Wednesday, December 11, 2013

Cupcake Celebration!





December 15 is "National Cupcake Day"!  I try not to eat too many sweets, but I couldn't resist baking up a bunch of cupcakes to celebrate this foodie holiday.  When I do indulge in a dessert, I want the good stuff: butter, cream, etc.  However, whatever I bake has to be quick and easy.  I found this short cut to making really delicious cupcakes from the TidyMom blog on a 2007 post.  What I like about it is that any flavor cake mix can be used and then jazzed up with a few extras.  Topped with rich buttercream frosting and decorated, these cupcakes definitely evoke a "Wow" from all!  Below are the basic steps for any cake mix and plain butter cream frosting plus the variations I used to make Red Velvet Cupcakes with Peppermint Cream Cheese Frosting, Oreo Cookie Cupcakes with Chocolate Buttercream Frosting, and Chocolate Carmel Cupcakes with Vanilla Buttercream Frosting.


Basic Cupcake Ingredients



For about 18 cupcakes:

1 box good quality cake mix

3 eggs

1 stick butter (1/2 cup), melted

1 cup water


 Basic Buttercream Frosting Ingredients



To frost 18 cupcakes:

3 cups confectioners sugar

2 sticks of butter (1 cup)

1/4 cup milk or cream

1/4 teaspoon salt

 

Addition Ingredients for the "Wow!" Factor:



The variations are endless.  The inspiration I got here came from bakery bought cupcakes I purchased for Allison's birthday back in September.  They got me thinking of possibilities...


Basic Directions:



Put the cake mix, eggs, melted butter, and water in a bowl and mix for two minutes.
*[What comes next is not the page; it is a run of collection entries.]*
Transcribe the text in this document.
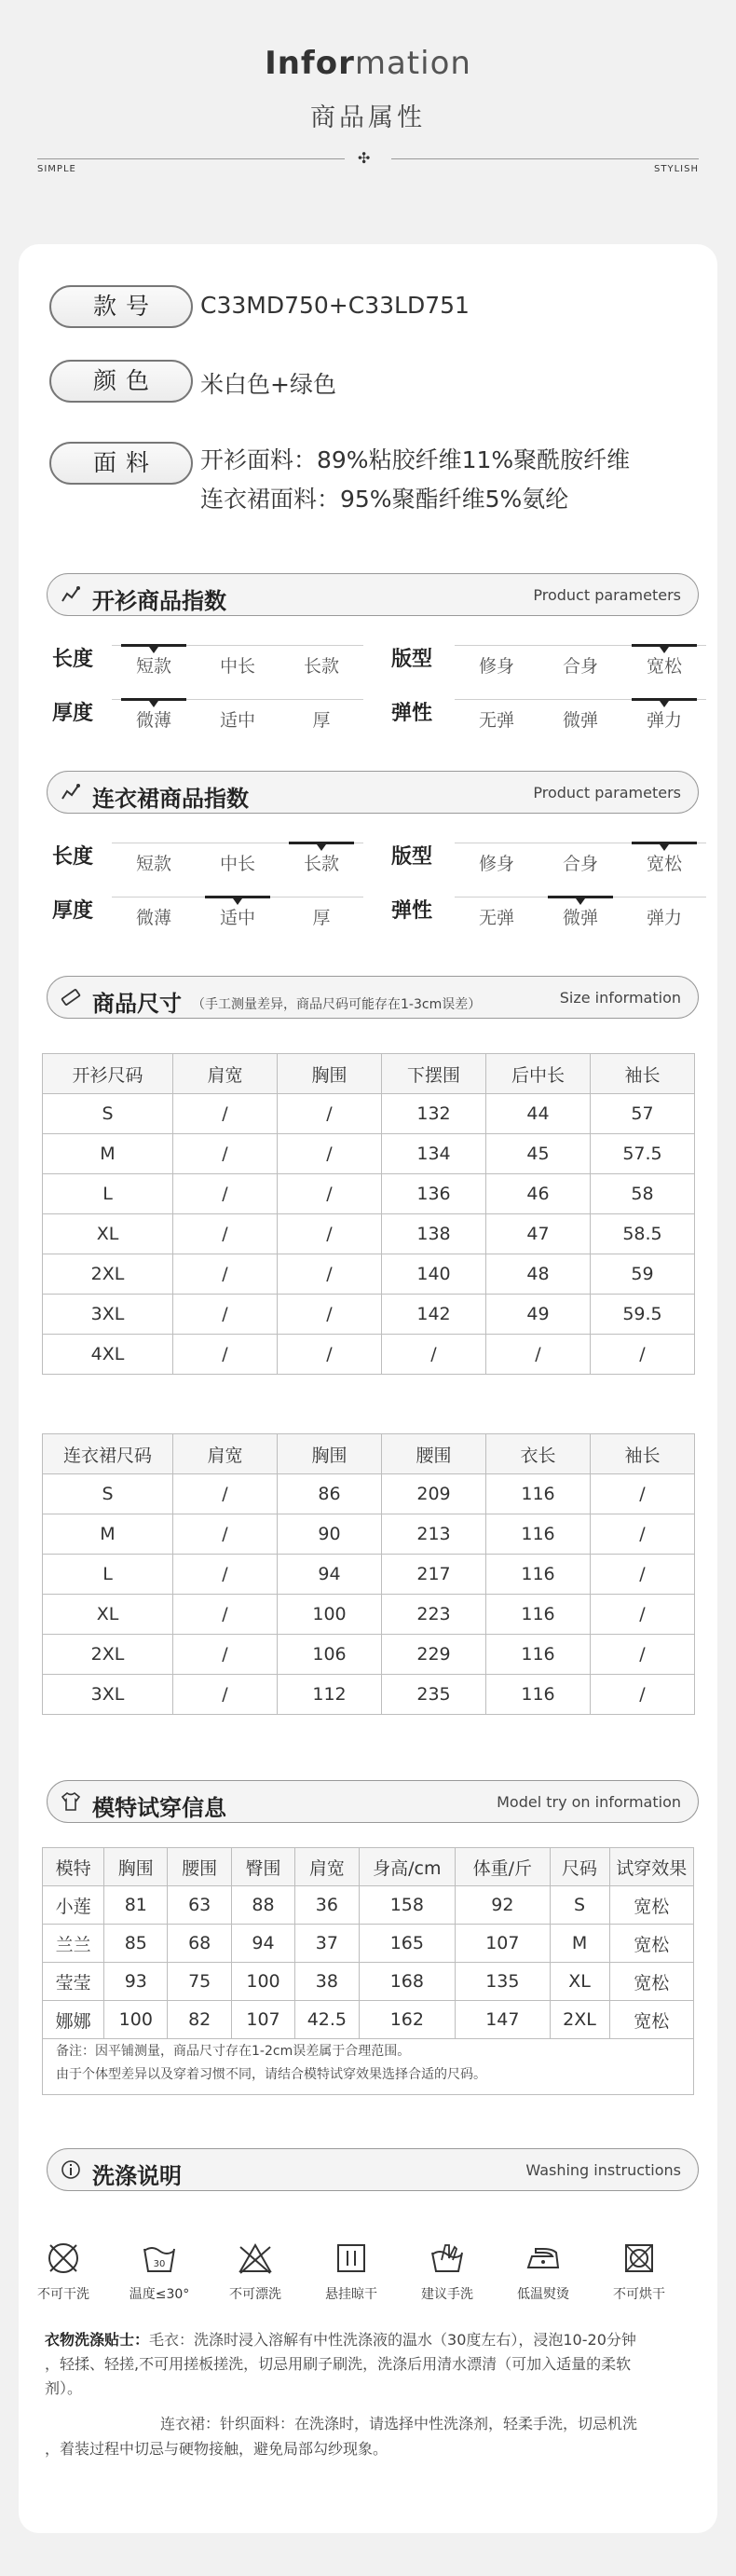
Information
商品属性
✣
SIMPLE	STYLISH
款号	C33MD750+C33LD751
颜色	米白色+绿色
面料	开衫面料：89%粘胶纤维11%聚酰胺纤维
连衣裙面料：95%聚酯纤维5%氨纶
开衫商品指数	Product parameters
连衣裙商品指数	Product parameters
商品尺寸 （手工测量差异，商品尺码可能存在1-3cm误差）	Size information
开衫尺码	肩宽	胸围	下摆围	后中长	袖长
S	/	/	132	44	57
M	/	/	134	45	57.5
L	/	/	136	46	58
XL	/	/	138	47	58.5
2XL	/	/	140	48	59
3XL	/	/	142	49	59.5
4XL	/	/	/	/	/
连衣裙尺码	肩宽	胸围	腰围	衣长	袖长
S	/	86	209	116	/
M	/	90	213	116	/
L	/	94	217	116	/
XL	/	100	223	116	/
2XL	/	106	229	116	/
3XL	/	112	235	116	/
模特试穿信息	Model try on information
模特	胸围	腰围	臀围	肩宽	身高/cm	体重/斤	尺码	试穿效果
小莲	81	63	88	36	158	92	S	宽松
兰兰	85	68	94	37	165	107	M	宽松
莹莹	93	75	100	38	168	135	XL	宽松
娜娜	100	82	107	42.5	162	147	2XL	宽松
备注：因平铺测量，商品尺寸存在1-2cm误差属于合理范围。
由于个体型差异以及穿着习惯不同，请结合模特试穿效果选择合适的尺码。
洗涤说明	Washing instructions
不可干洗
30
温度≤30°	不可漂洗	悬挂晾干	建议手洗	低温熨烫	不可烘干
衣物洗涤贴士：毛衣：洗涤时浸入溶解有中性洗涤液的温水（30度左右），浸泡10-20分钟
，轻揉、轻搓,不可用搓板搓洗，切忌用刷子刷洗，洗涤后用清水漂清（可加入适量的柔软
剂）。
连衣裙：针织面料：在洗涤时，请选择中性洗涤剂，轻柔手洗，切忌机洗
，着装过程中切忌与硬物接触，避免局部勾纱现象。
长度	短款	中长	长款	版型	修身	合身	宽松
厚度	微薄	适中	厚	弹性	无弹	微弹	弹力
长度	短款	中长	长款	版型	修身	合身	宽松
厚度	微薄	适中	厚	弹性	无弹	微弹	弹力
The batter will me nice and thick. (This one was a German Chocolate cake mix.)



Place a cupcake liner in the well of each muffin tin and spoon 1/4 cup batter into each one.

Bake in a preheated 350 degree oven for 20 minutes, or until a toothpick comes out clean.


Directions for Basic Buttercream Frosting:



Place the confectioners sugar, butter, liquid, and salt in a mixing bowl. Beat at high speed until combined.  If it seems too thick to be spreadable add more liquid one tablespoon at a time.


Variations:


Red Velvet Cupcakes with Peppermint Cream Cheese Frosting



Follow the basic directions for the cake batter above using a red velvet cake mix.



 Stir in one cup of semi-sweet chocolate chips.



 To the basic buttercream frosting recipe, add 1(8 oz.) package of cream cheese and 1/2 teaspoon peppermint extract.  Reduce the amount of butter to 1/2 cup (1 stick).  After frosting, top the cupcakes with crushed candy canes and coarse decorating sugar.


Oreo Cookie Cupcakes with Chocolate Buttercream Frosting



Follow the basic directions for the cake batter above using a white cake mix.



 Stir in 1 cup of crushed Oreo cookies (about 10 normal sized cookies).


 Before you fill up the cupcake liners, drop 1/2 of an Oreo into the bottom of each one.

To the basic frosting mix, add 2 oz. (2 squares) of unsweetened baking chocolate, melted.

After frosting, top each cupcake with a mini Oreo and a bit of crushed Oreos crumbs.


Chocolate Caramel Cupcakes with Vanilla Buttercream Frosting



 Follow the basic directions for the cake batter above using a German chocolate cake mix.

Bake the cupcakes as directed.



 Combine 1 cup sweetened condensed milk with 1 cup caramel topping (like Hershey's brand).



Immediately after taking cupcakes from the oven, poke holes in each one.  Pour a healthy tablespoon full of the caramel mixture over each one. Let sit about 10 minutes before frosting.


 Add 1 teaspoon of vanilla to the basic frosting mix. After frosting sprinkle with Health bar bits.

1 comment:

  1. I'm so glad you enjoyed the little shortcut as much as my family does - it's still the way I make cupcakes 90% of the time!!